Lipids
Lipids are uniquely biological molecules, and they are synthesized and used by organisms in a variety of important ways. Unlike proteins, polysaccha­rides, and nucleic acids, lipids are much smaller, water-insoluble molecules. They are synthesized in association with a cellular organelle called the smooth endoplasmic reticulum. In a word, they are, as their etymology suggests, fats.
Several types of fats are made from fatty acids. Fatty acids are long, un­branched chains of hydrocarbons (typically made up of fourteen to twenty carbons) with a terminal organic acid group. In cartoon figures, fatty acids are often drawn as lollypops, consisting of long hydrocarbon “tails” and cir­cular, polar “heads.” When free in cells, the acidic heads give the fatty acids a negative charge, which is lost when the molecules are linked chemically with glycerol to form glycerides.
Possibly the most common fat is a glyceride, which consists of fatty acids linked to glycerol (a three-carbon alcohol). Triglycerides are the most preva­lent glyceride; they each contain three fatty acids, and because they are used almost exclusively for the storage of biological energy, they are the most common component of body fat. To understand their storage function it is useful to appreciate that the fatty acids commonly found in triglycerides each contain more than twice the energy present in octane, the primary component of gasoline.
Diglycerides are also common lipids; they are especially abundant in bi­ological membranes (unlike triglycerides, which are never found in mem­branes). As its name suggests, a diglyceride contains two fatty acids linked to a glycerol backbone; the third carbon of glycerol is usually linked to a much more polar substance. The most common diglycerides found in mem­branes are phospholipids, compounds whose polar groups consist of nega­tively charged phosphate groups linked to other polar compounds (such as the organic base choline, or the amino acid serine, or the simple sugar in­ositol).
Unlike triglycerides, most diglycerides are distinctly “schizophrenic” (or more technically, amphipathic) with respect to their solubility properties. The fatty acid residues are distinctly hydrophobic, whereas the polar residue is very hydrophilic. Thus, the polar part of a phospholipid wants to dissolve in aqueous solutions, while the nonpolar parts prefer their own com­pany, so to speak. This amphipathic property is the basis for the sponta­neous assembly of phospholipids into bilayer membranes and for the dynamic stability these important cellular components exhibit. For this rea­son phospholipid and other amphipathic membrane lipids are often called “structural lipids.”

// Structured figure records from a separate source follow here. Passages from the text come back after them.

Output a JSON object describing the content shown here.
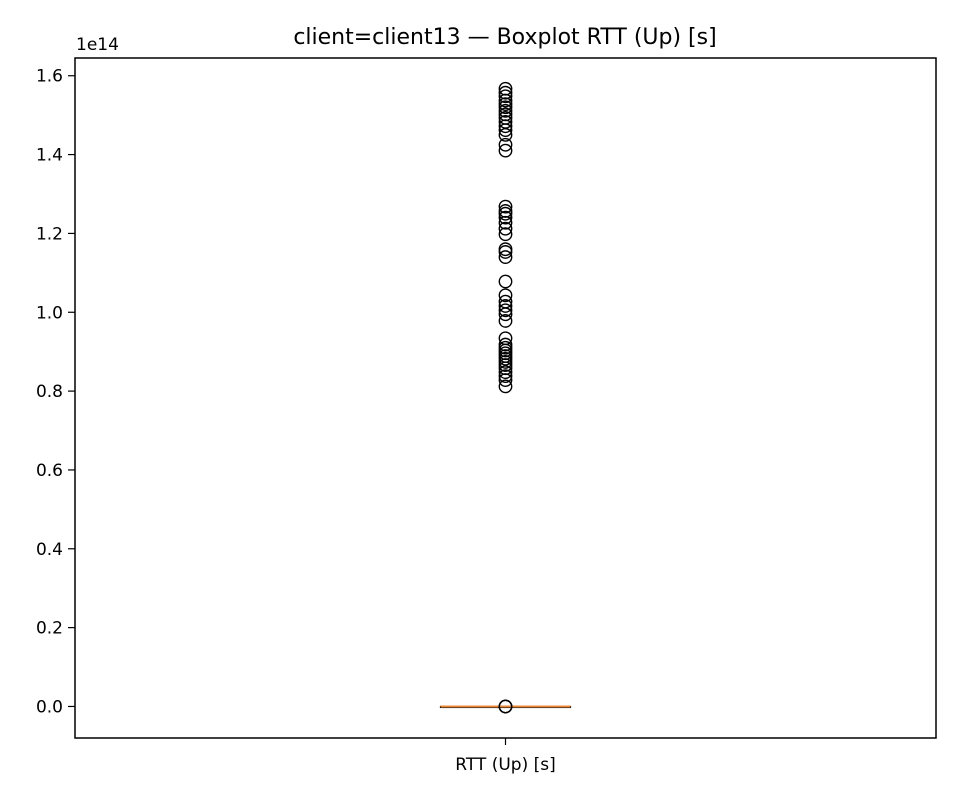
{
  "chart_data": {
    "type": "boxplot",
    "title": "client=client13 — Boxplot RTT (Up) [s]",
    "xlabel": "",
    "ylabel": "",
    "y_multiplier_label": "1e14",
    "y_multiplier": 100000000000000.0,
    "categories": [
      "RTT (Up) [s]"
    ],
    "ylim": [
      -0.08,
      1.645
    ],
    "yticks": [
      0.0,
      0.2,
      0.4,
      0.6,
      0.8,
      1.0,
      1.2,
      1.4,
      1.6
    ],
    "ytick_labels": [
      "0.0",
      "0.2",
      "0.4",
      "0.6",
      "0.8",
      "1.0",
      "1.2",
      "1.4",
      "1.6"
    ],
    "grid": false,
    "legend": "none",
    "colors": {
      "median": "#e8883a",
      "box": "#000000",
      "outlier": "#000000"
    },
    "box": {
      "whisker_low": 0.0,
      "q1": 0.0,
      "median": 0.0,
      "q3": 0.0,
      "whisker_high": 0.0,
      "outliers": [
        0.0,
        0.0,
        0.0,
        0.812,
        0.828,
        0.838,
        0.848,
        0.858,
        0.866,
        0.874,
        0.882,
        0.889,
        0.896,
        0.903,
        0.91,
        0.918,
        0.934,
        0.978,
        0.995,
        1.005,
        1.016,
        1.027,
        1.043,
        1.078,
        1.14,
        1.153,
        1.16,
        1.198,
        1.212,
        1.227,
        1.24,
        1.25,
        1.257,
        1.268,
        1.41,
        1.425,
        1.45,
        1.462,
        1.472,
        1.483,
        1.493,
        1.502,
        1.511,
        1.52,
        1.528,
        1.537,
        1.548,
        1.557,
        1.567
      ]
    }
  }
}
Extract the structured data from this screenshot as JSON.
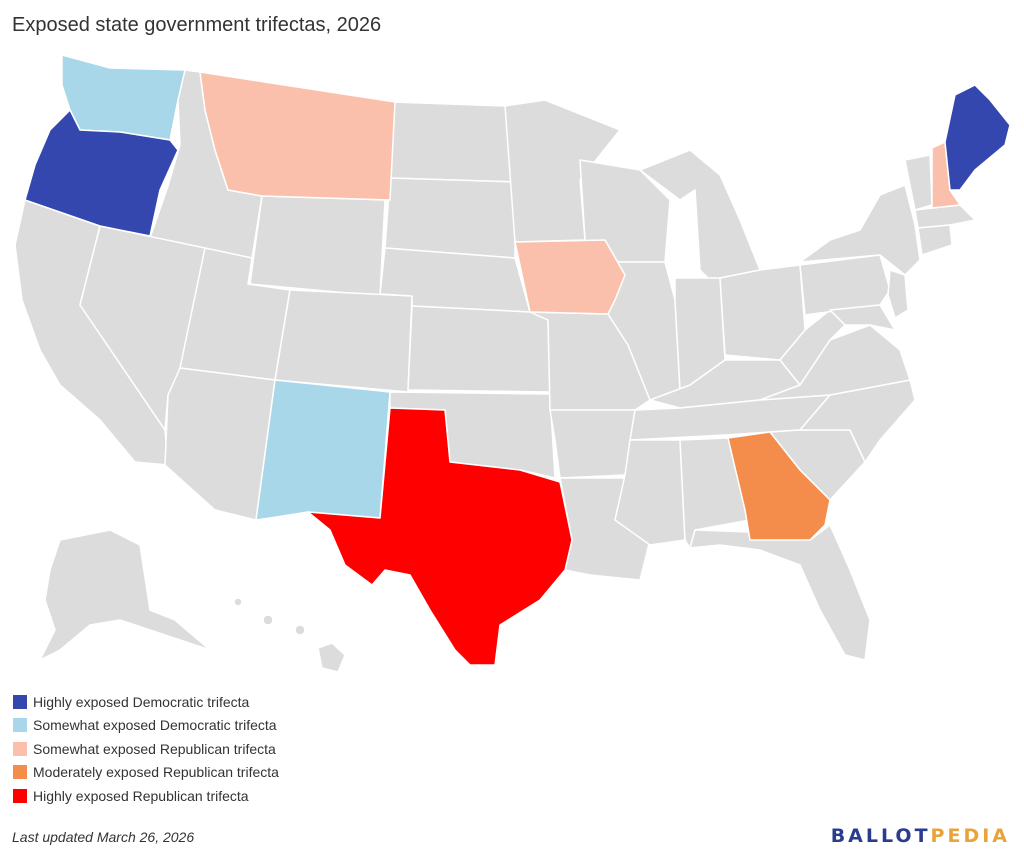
{
  "title": "Exposed state government trifectas, 2026",
  "colors": {
    "highly_dem": "#3447ae",
    "somewhat_dem": "#a9d7ea",
    "somewhat_rep": "#fbc0ab",
    "moderately_rep": "#f48c4c",
    "highly_rep": "#ff0000",
    "other": "#dcdcdc",
    "border": "#ffffff"
  },
  "legend": [
    {
      "label": "Highly exposed Democratic trifecta",
      "color": "#3447ae"
    },
    {
      "label": "Somewhat exposed Democratic trifecta",
      "color": "#a9d7ea"
    },
    {
      "label": "Somewhat exposed Republican trifecta",
      "color": "#fbc0ab"
    },
    {
      "label": "Moderately exposed Republican trifecta",
      "color": "#f48c4c"
    },
    {
      "label": "Highly exposed Republican trifecta",
      "color": "#ff0000"
    }
  ],
  "states": {
    "Oregon": "Highly exposed Democratic trifecta",
    "Maine": "Highly exposed Democratic trifecta",
    "Washington": "Somewhat exposed Democratic trifecta",
    "New Mexico": "Somewhat exposed Democratic trifecta",
    "Montana": "Somewhat exposed Republican trifecta",
    "Iowa": "Somewhat exposed Republican trifecta",
    "New Hampshire": "Somewhat exposed Republican trifecta",
    "Georgia": "Moderately exposed Republican trifecta",
    "Texas": "Highly exposed Republican trifecta"
  },
  "footer": "Last updated March 26, 2026",
  "logo": {
    "part1": "BALLOT",
    "part2": "PEDIA"
  }
}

Fatty acids link to glycerol, by removal of water molecules, to make a triglyceride. If a phosphate group (PO₄^3-) is used instead of one of the fatty acids, a phospholipid is formed. The phosphate end dissolves in water, while the fatty acid end does not.
Other structural, amphipathic lipids include glycolipids with polar residues consisting of one or more carbohydrates and hydrophobic regions containing both hydrocarbon and fatty acid residues, and cholesterol, a com­plex cyclical hydrocarbon with a very small polar residue. Cholesterol is also the parent compound of a group of very important hormones called steroids (including cortisol, estrogen, progesterone, and androgen) and of bile salts that facilitate the digestion of dietary fats.

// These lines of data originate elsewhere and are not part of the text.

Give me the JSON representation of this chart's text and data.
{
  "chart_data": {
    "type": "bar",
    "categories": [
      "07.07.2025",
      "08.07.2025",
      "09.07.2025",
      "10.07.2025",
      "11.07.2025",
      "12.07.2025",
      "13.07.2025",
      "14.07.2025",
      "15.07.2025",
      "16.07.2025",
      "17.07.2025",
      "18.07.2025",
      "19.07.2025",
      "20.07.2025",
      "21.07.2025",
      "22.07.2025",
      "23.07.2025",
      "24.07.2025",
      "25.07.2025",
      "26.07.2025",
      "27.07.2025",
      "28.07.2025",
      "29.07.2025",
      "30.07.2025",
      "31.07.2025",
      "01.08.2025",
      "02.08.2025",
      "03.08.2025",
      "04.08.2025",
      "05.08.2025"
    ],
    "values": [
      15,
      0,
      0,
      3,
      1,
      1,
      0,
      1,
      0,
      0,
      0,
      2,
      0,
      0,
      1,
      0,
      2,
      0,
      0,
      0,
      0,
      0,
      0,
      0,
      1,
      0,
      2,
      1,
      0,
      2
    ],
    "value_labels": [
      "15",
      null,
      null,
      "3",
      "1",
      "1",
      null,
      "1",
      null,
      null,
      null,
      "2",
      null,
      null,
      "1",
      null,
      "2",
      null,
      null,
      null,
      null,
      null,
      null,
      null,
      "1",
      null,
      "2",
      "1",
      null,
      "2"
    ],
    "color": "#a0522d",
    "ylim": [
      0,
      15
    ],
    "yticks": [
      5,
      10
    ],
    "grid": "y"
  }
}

In some organisms, fatty acids may also be linked to long-chain hydro­carbon alcohols, producing compounds called waxes; the spermaceti of sperm whales and the substances used by bees to form the walls of their honeycomb are good examples. Also uncommon, but very important in some plants, are hydrocarbons called terpenes, of which turpentine and camphor are the most well-known examples, and carotenoids, a yellow plant pigment.
References
Karp, G. Cell and Molecular Biology, 3rd ed. New York: John Wiley & Sons, 2001.